Nach der Eröffnung des Usedomer Musikfestival mit dem Baltic Sea Philharmonic war das NDR Elbphilharmonieorchester der Stargast zum Abschlusskonzert der Veranstaltung im Historisch Technischen Museum in Peenemünde. Unter der Leitung des slowakischen Dirigenten Juraj Valcuha wirkte der Geiger Vadim Gluzman als Solist für das Violinkonzert No. 2 Op. 129 von Dimitri Schostakowitsch mit.
Und das war für mich im Vorfeld eine sehr überraschende Auswahl, gilt das Werk doch als düster und etwas spröde. Dies mag vielleicht zum manchmal martialisch und bedrückend wirkenden Auftrittsort passen, nicht jedoch zum Abschlusskonzert eines so bunten und vielfältigen Musikfestivals einer kulturerfüllten und landschaftlich atemberaubenden Region. Ich war also gespannt, was die beteiligten Künstler*innen mit diesem Konzert anstellen würden.
Abschlusskonzert mit modernem Beginn
Zu Beginn stand jedoch ein neues Werk des estnischen Komponisten Jüri Reinvere auf dem Programm, mit “Schoß des ungeheuren Lichts” präsentierte er die deutsche Erstaufführung, und diese war gleich ein besonderer Genuss für Kenner der zeitgenössischen skandinavischen Klassik. Kunstvoll und dem Genre angemessen führte das Orchester durch einige Anklänge an Sibelius, Vasks oder Rautavaara und stellte Balancen her, zwischen düster drohendem Schlagwerk und tiefen Bläsern auf der einen Seite, und hell malenden, naturverbundenen Streichern auf der anderen. So blieb das Publikum sichtlich beeindruckt von den großen Dynamikauslenkungen und den reichen Klangfarben in Reinveres Werk, während in diese Stimmung hinein Vadim Gluzman die Bühne betreten konnte.

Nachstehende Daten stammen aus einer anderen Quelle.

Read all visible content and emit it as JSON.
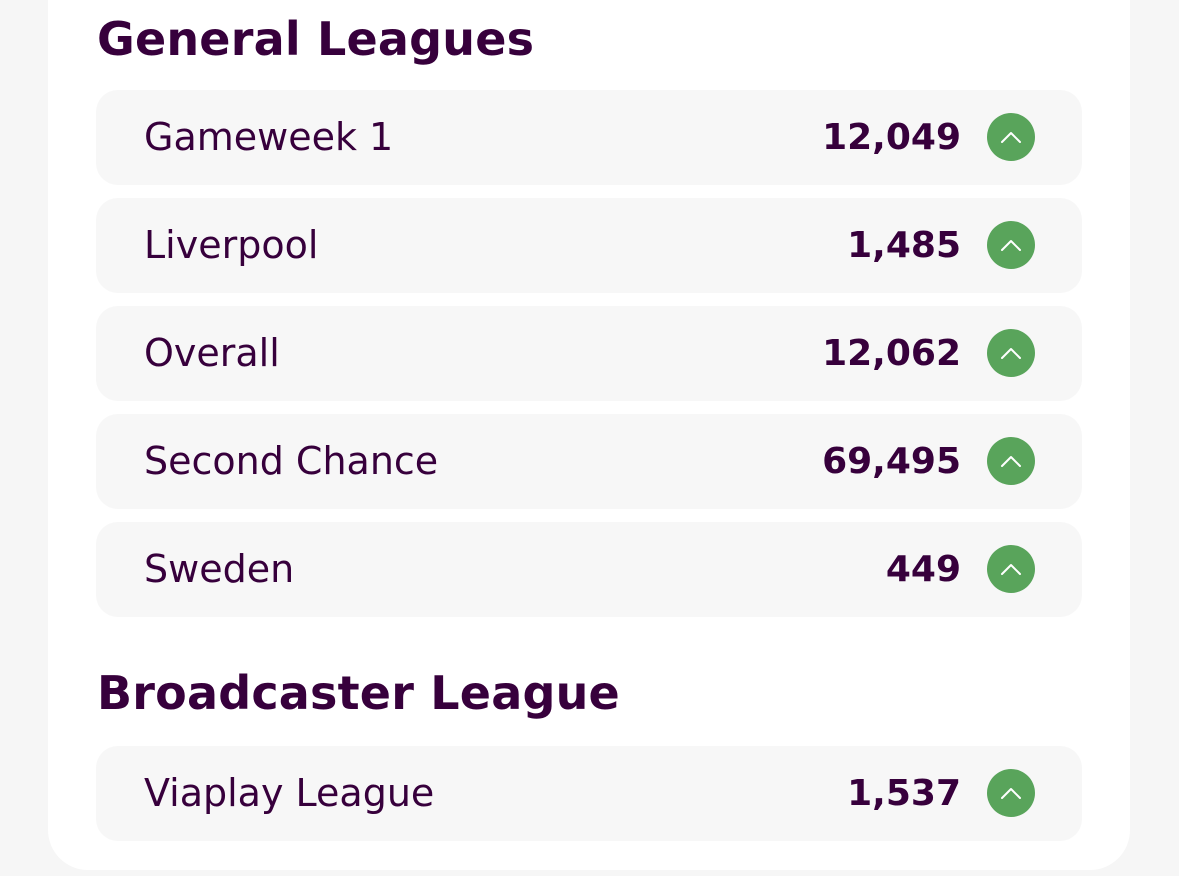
{
  "sections": [
    {
      "title": "General Leagues",
      "leagues": [
        {
          "name": "Gameweek 1",
          "rank": "12,049",
          "movement": "up",
          "icon": "chevron-up-icon"
        },
        {
          "name": "Liverpool",
          "rank": "1,485",
          "movement": "up",
          "icon": "chevron-up-icon"
        },
        {
          "name": "Overall",
          "rank": "12,062",
          "movement": "up",
          "icon": "chevron-up-icon"
        },
        {
          "name": "Second Chance",
          "rank": "69,495",
          "movement": "up",
          "icon": "chevron-up-icon"
        },
        {
          "name": "Sweden",
          "rank": "449",
          "movement": "up",
          "icon": "chevron-up-icon"
        }
      ]
    },
    {
      "title": "Broadcaster League",
      "leagues": [
        {
          "name": "Viaplay League",
          "rank": "1,537",
          "movement": "up",
          "icon": "chevron-up-icon"
        }
      ]
    }
  ],
  "colors": {
    "text": "#37003c",
    "row_background": "#f7f7f7",
    "card_background": "#ffffff",
    "page_background": "#f6f6f6",
    "rank_up": "#59a45b"
  }
}
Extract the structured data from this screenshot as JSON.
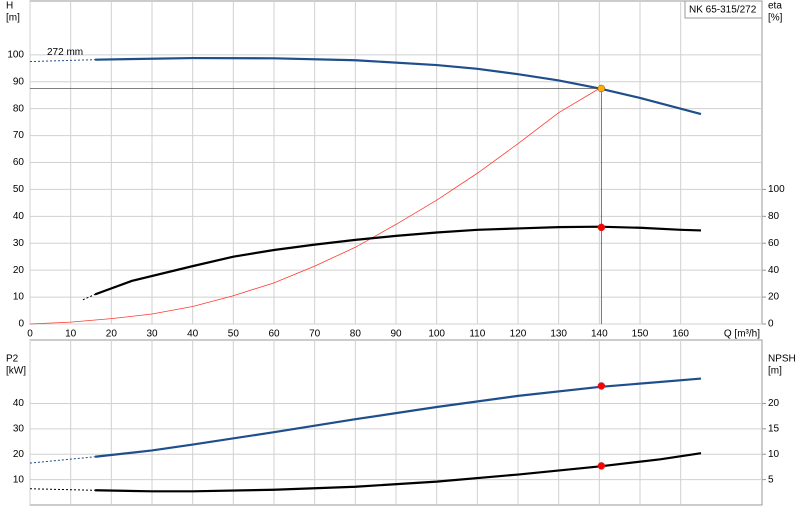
{
  "chart_data": [
    {
      "type": "line",
      "title": "NK 65-315/272",
      "ylabel": "H",
      "yunit": "[m]",
      "y2label": "eta",
      "y2unit": "[%]",
      "xlabel": "Q [m³/h]",
      "annotation": "272 mm",
      "xlim": [
        0,
        180
      ],
      "xticks": [
        0,
        10,
        20,
        30,
        40,
        50,
        60,
        70,
        80,
        90,
        100,
        110,
        120,
        130,
        140,
        150,
        160
      ],
      "ylim": [
        0,
        120
      ],
      "yticks": [
        0,
        10,
        20,
        30,
        40,
        50,
        60,
        70,
        80,
        90,
        100
      ],
      "y2lim": [
        0,
        240
      ],
      "y2ticks": [
        0,
        20,
        40,
        60,
        80,
        100
      ],
      "grid": true,
      "show_xtick_labels": true,
      "series": [
        {
          "color": "#1f4e8c",
          "dash": true,
          "width": 1,
          "x": [
            0,
            16
          ],
          "values": [
            97.5,
            98.2
          ]
        },
        {
          "color": "#1f4e8c",
          "width": 2.2,
          "x": [
            16,
            40,
            60,
            80,
            100,
            110,
            120,
            130,
            140,
            150,
            165
          ],
          "values": [
            98.2,
            98.8,
            98.7,
            98,
            96.2,
            94.8,
            92.8,
            90.5,
            87.5,
            84,
            78
          ]
        },
        {
          "color": "#ff3b30",
          "width": 0.8,
          "x": [
            0,
            10,
            20,
            30,
            40,
            50,
            60,
            70,
            80,
            90,
            100,
            110,
            120,
            130,
            140
          ],
          "values": [
            0,
            0.7,
            2,
            3.7,
            6.5,
            10.5,
            15.3,
            21.5,
            28.5,
            37,
            46,
            56,
            67,
            78.5,
            87.5
          ]
        },
        {
          "color": "#000000",
          "dash": true,
          "width": 1,
          "axis": "y2",
          "x": [
            13,
            16
          ],
          "values": [
            18,
            22
          ]
        },
        {
          "color": "#000000",
          "width": 2.2,
          "axis": "y2",
          "x": [
            16,
            25,
            40,
            50,
            60,
            70,
            80,
            90,
            100,
            110,
            120,
            130,
            140,
            150,
            160,
            165
          ],
          "values": [
            22,
            32,
            43,
            50,
            55,
            59,
            62.5,
            65.5,
            68,
            70,
            71,
            72,
            72.3,
            71.5,
            70,
            69.5
          ]
        },
        {
          "color": "#f5b400",
          "marker": true,
          "guides": true,
          "x": [
            140.5
          ],
          "values": [
            87.5
          ]
        },
        {
          "color": "#ff0000",
          "marker": true,
          "axis": "y2",
          "x": [
            140.5
          ],
          "values": [
            71.8
          ]
        }
      ]
    },
    {
      "type": "line",
      "ylabel": "P2",
      "yunit": "[kW]",
      "y2label": "NPSH",
      "y2unit": "[m]",
      "xlim": [
        0,
        180
      ],
      "xticks": [
        0,
        10,
        20,
        30,
        40,
        50,
        60,
        70,
        80,
        90,
        100,
        110,
        120,
        130,
        140,
        150,
        160
      ],
      "ylim": [
        0,
        65
      ],
      "yticks": [
        10,
        20,
        30,
        40
      ],
      "y2lim": [
        0,
        32.5
      ],
      "y2ticks": [
        5,
        10,
        15,
        20
      ],
      "grid": true,
      "show_xtick_labels": false,
      "series": [
        {
          "color": "#1f4e8c",
          "dash": true,
          "width": 1,
          "x": [
            0,
            16
          ],
          "values": [
            16.5,
            19
          ]
        },
        {
          "color": "#1f4e8c",
          "width": 2.2,
          "x": [
            16,
            30,
            40,
            60,
            80,
            100,
            120,
            140,
            165
          ],
          "values": [
            19,
            21.5,
            23.8,
            28.7,
            33.8,
            38.6,
            43,
            46.5,
            49.8
          ]
        },
        {
          "color": "#000000",
          "dash": true,
          "width": 1,
          "axis": "y2",
          "x": [
            0,
            16
          ],
          "values": [
            3.2,
            2.9
          ]
        },
        {
          "color": "#000000",
          "width": 2.2,
          "axis": "y2",
          "x": [
            16,
            30,
            40,
            60,
            80,
            100,
            120,
            140,
            155,
            165
          ],
          "values": [
            2.9,
            2.7,
            2.7,
            3.0,
            3.6,
            4.6,
            6.0,
            7.6,
            9.0,
            10.2
          ]
        },
        {
          "color": "#ff0000",
          "marker": true,
          "x": [
            140.5
          ],
          "values": [
            46.9
          ]
        },
        {
          "color": "#ff0000",
          "marker": true,
          "axis": "y2",
          "x": [
            140.5
          ],
          "values": [
            7.7
          ]
        }
      ]
    }
  ]
}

Die Vorahnung über den Charakter des 2. Violinkonzertes von Schostakowitsch beschlich den Saal dann schon merklich, und auch die beteiligten Musiker*innen brauchten wohl weite Teile des ersten Satzes, um in die Interpretation zu finden. Natürlich gibt die Komposition dem Solisten in diesem Abschnitt auch kaum eine andere Möglichkeit, als in dieser bedrückenden Stimmung zu bleiben. Doch dann kam die Kadenz, in der Gluzman dann endlich sein großes Interpretationskönnen freilassen konnte, und einen sehr berührenden und lieblichen Vortrag gab, mit richtiggehend modellierten Tonansätzen und feiner Agogik. Und plötzlich rutschten die Besucher*innen in der Halle auf den Stühlen nach vorne, bis sie auf den Kanten derselben saßen und mit Hochspannung das Geschehen auf der Bühne verfolgten. Das Orchester nahm in der Folge des ersten Satzes die höhere Intensität Gluzmans auf, und begab sich in immer ausgedehntere Spielfreude. Das war dann ein perfekter Ausgangspunkt für den langsamen zweiten Satz. Für die ist Schostakowitsch ja berühmt, und alle Beteiligten setzten hier den ersten zentralen Punkt dieses Abschlusskonzertes.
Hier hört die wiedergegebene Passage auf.